113 So. 230 | Ala. | 1927
The appeal is a contest of election as to the stock law in district or election precinct No. 47, Jefferson county. The petition of contest was denied by the judge of probate after a hearing of the facts and a recount of the votes cast.
The usual presumptions obtain in support of a judgment in an election contest, based upon material testimony given ore tenus in open court and on documentary evidence. Garrett v. Cuninghame,
And it is the recognized rule or principle that a voter should not be disfranchised by the rejection of his ballot, in whole or in part, when it is clear that he made an honest effort to comply with the law and has on his part substantially complied with the statutory mandate or requirement. Black v. Pate,
It should be further stated that the declarations of section 546 of the Code of 1923 are:
"No malconduct, fraud, or corruption on the part of the inspector, clerk, marker, returning officer, board of supervisors, or other person, nor any offers to bribe, bribery, intimidation, or other malconduct which prevented a fair, free, and full exercise of the elective franchise, can annul or set aside any election unless thereby the person declared elected, and whose election is contested, be shown not to have received the highest number of legal votes, nor must any election contested under the provisions of this Code be annulled or set aside because of illegal votes given to the person whose election is contested unless it appears that the number of illegal votes given to such person, if taken from him, would reduce the number of votes given to him below the number of legal votes given to some other person for the same office. Nor must any election be annulled or set aside because of the rejection of legal votes unless it appears that such legal votes, if given to the person intended, would increase the number of his legal votes to or above the number of legal votes received by any other person for the same office"

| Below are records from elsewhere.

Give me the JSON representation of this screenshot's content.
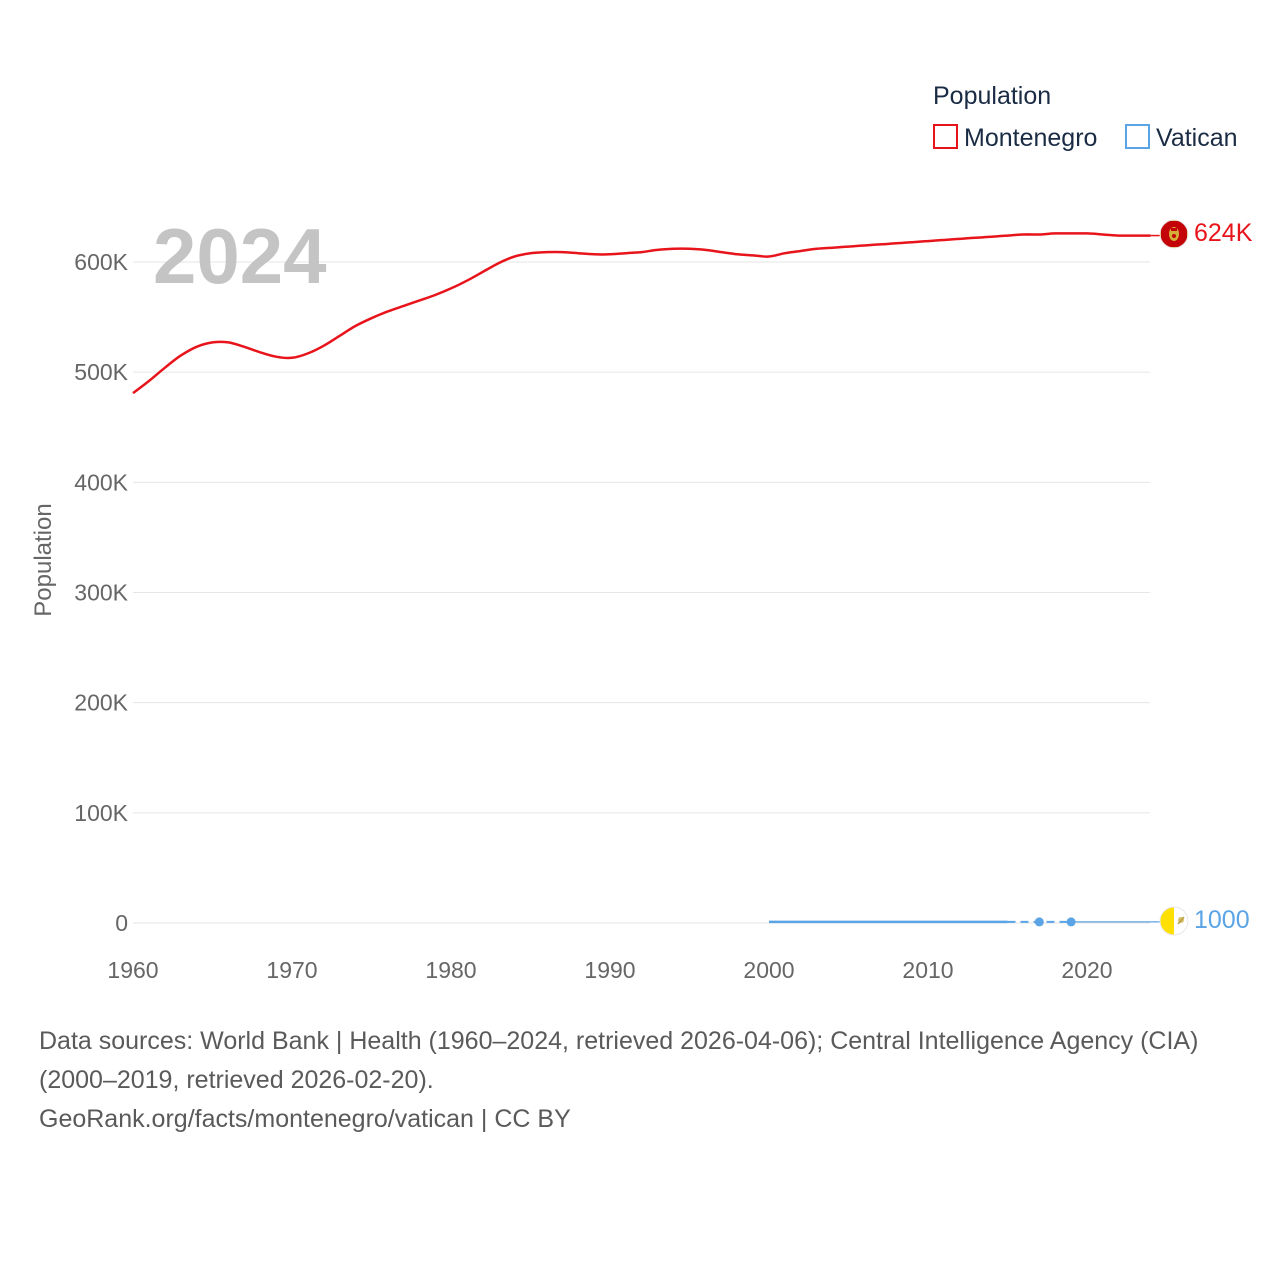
{
  "chart_data": {
    "type": "line",
    "title": "",
    "year_label": "2024",
    "ylabel": "Population",
    "xlabel": "",
    "ylim": [
      0,
      650000
    ],
    "xlim": [
      1960,
      2024
    ],
    "x_ticks": [
      1960,
      1970,
      1980,
      1990,
      2000,
      2010,
      2020
    ],
    "x_tick_labels": [
      "1960",
      "1970",
      "1980",
      "1990",
      "2000",
      "2010",
      "2020"
    ],
    "y_ticks": [
      0,
      100000,
      200000,
      300000,
      400000,
      500000,
      600000
    ],
    "y_tick_labels": [
      "0",
      "100K",
      "200K",
      "300K",
      "400K",
      "500K",
      "600K"
    ],
    "legend": {
      "title": "Population",
      "position": "top-right"
    },
    "series": [
      {
        "name": "Montenegro",
        "color": "#e8141b",
        "end_label": "624K",
        "flag_icon": "montenegro-flag-icon",
        "x": [
          1960,
          1961,
          1962,
          1963,
          1964,
          1965,
          1966,
          1967,
          1968,
          1969,
          1970,
          1971,
          1972,
          1973,
          1974,
          1975,
          1976,
          1977,
          1978,
          1979,
          1980,
          1981,
          1982,
          1983,
          1984,
          1985,
          1986,
          1987,
          1988,
          1989,
          1990,
          1991,
          1992,
          1993,
          1994,
          1995,
          1996,
          1997,
          1998,
          1999,
          2000,
          2001,
          2002,
          2003,
          2004,
          2005,
          2006,
          2007,
          2008,
          2009,
          2010,
          2011,
          2012,
          2013,
          2014,
          2015,
          2016,
          2017,
          2018,
          2019,
          2020,
          2021,
          2022,
          2023,
          2024
        ],
        "values": [
          481000,
          492000,
          504000,
          515000,
          523000,
          527000,
          527000,
          523000,
          518000,
          514000,
          513000,
          517000,
          524000,
          533000,
          542000,
          549000,
          555000,
          560000,
          565000,
          570000,
          576000,
          583000,
          591000,
          599000,
          605000,
          608000,
          609000,
          609000,
          608000,
          607000,
          607000,
          608000,
          609000,
          611000,
          612000,
          612000,
          611000,
          609000,
          607000,
          606000,
          605000,
          608000,
          610000,
          612000,
          613000,
          614000,
          615000,
          616000,
          617000,
          618000,
          619000,
          620000,
          621000,
          622000,
          623000,
          624000,
          625000,
          625000,
          626000,
          626000,
          626000,
          625000,
          624000,
          624000,
          624000
        ]
      },
      {
        "name": "Vatican",
        "color": "#5ba4e6",
        "end_label": "1000",
        "flag_icon": "vatican-flag-icon",
        "x": [
          2000,
          2001,
          2002,
          2003,
          2004,
          2005,
          2006,
          2007,
          2008,
          2009,
          2010,
          2011,
          2012,
          2013,
          2014,
          2015,
          2017,
          2019,
          2024
        ],
        "values": [
          1000,
          1000,
          1000,
          1000,
          1000,
          1000,
          1000,
          1000,
          1000,
          1000,
          1000,
          1000,
          1000,
          1000,
          1000,
          1000,
          1000,
          1000,
          1000
        ],
        "estimated_points_x": [
          2017,
          2019
        ]
      }
    ]
  },
  "footer": {
    "sources": "Data sources: World Bank | Health (1960–2024, retrieved 2026-04-06); Central Intelligence Agency (CIA) (2000–2019, retrieved 2026-02-20).",
    "credit": "GeoRank.org/facts/montenegro/vatican | CC BY"
  }
}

— and apply to stock law elections. Section 10213, Code of 1923.
If there was a change in the precinct that would affect the election, the burden of showing such change and how affecting the election by reason of illegal votes rested upon contestants. In this burden of proof, the required proof failed. The mere proof that the county commissioners or board of revenue had not caused a description of the precinct, as changed, to be filed in the office of the judge of probate, was not sufficient to invalidate the election. The contestants never showed that the precinct was changed, and by reason of this change there were illegal votes cast sufficient to change the declared result, and of which they had given due notice (Code of 1923, § 551), and upon which they relied in the contest; that is to say, that the majority of the legal votes cast from that precinct were against the stock law, rather than favoring it, as returned by the proper officers and canvassed and declared by the duly constituted authority of the county. Code of 1923, § 545, subsecs. 3, and 4, and section 546; Shepherd v. Sartain,
The requirements as to notice were not complied with. Section 551, Code of 1923, is as follows:
"No testimony must be received of any illegal votes, or of the rejection of any legal votes in any contested election commenced under the provisions of this article, unless the party complaining thereof has given to the adverse party notice in writing of the number of illegal votes and by whom given and for whom given, and at what precinct or voting place cast, or the number of legal votes rejected, and by whom offered, and at what precinct or voting place cast, which he expects to prove on the trial. Such notice must be served personally or left at the residence or usual place of business of the adverse party at least ten days before the taking of testimony in reference to such votes."
This applies to all illegal votes, whether by reason of residence or precinct, disqualification, or illegal conduct or act of the elector,
We find no error in the record, and the judgment or decree is affirmed.
Affirmed.
ANDERSON, C. J., and SOMERVILLE and BROWN, JJ., concur.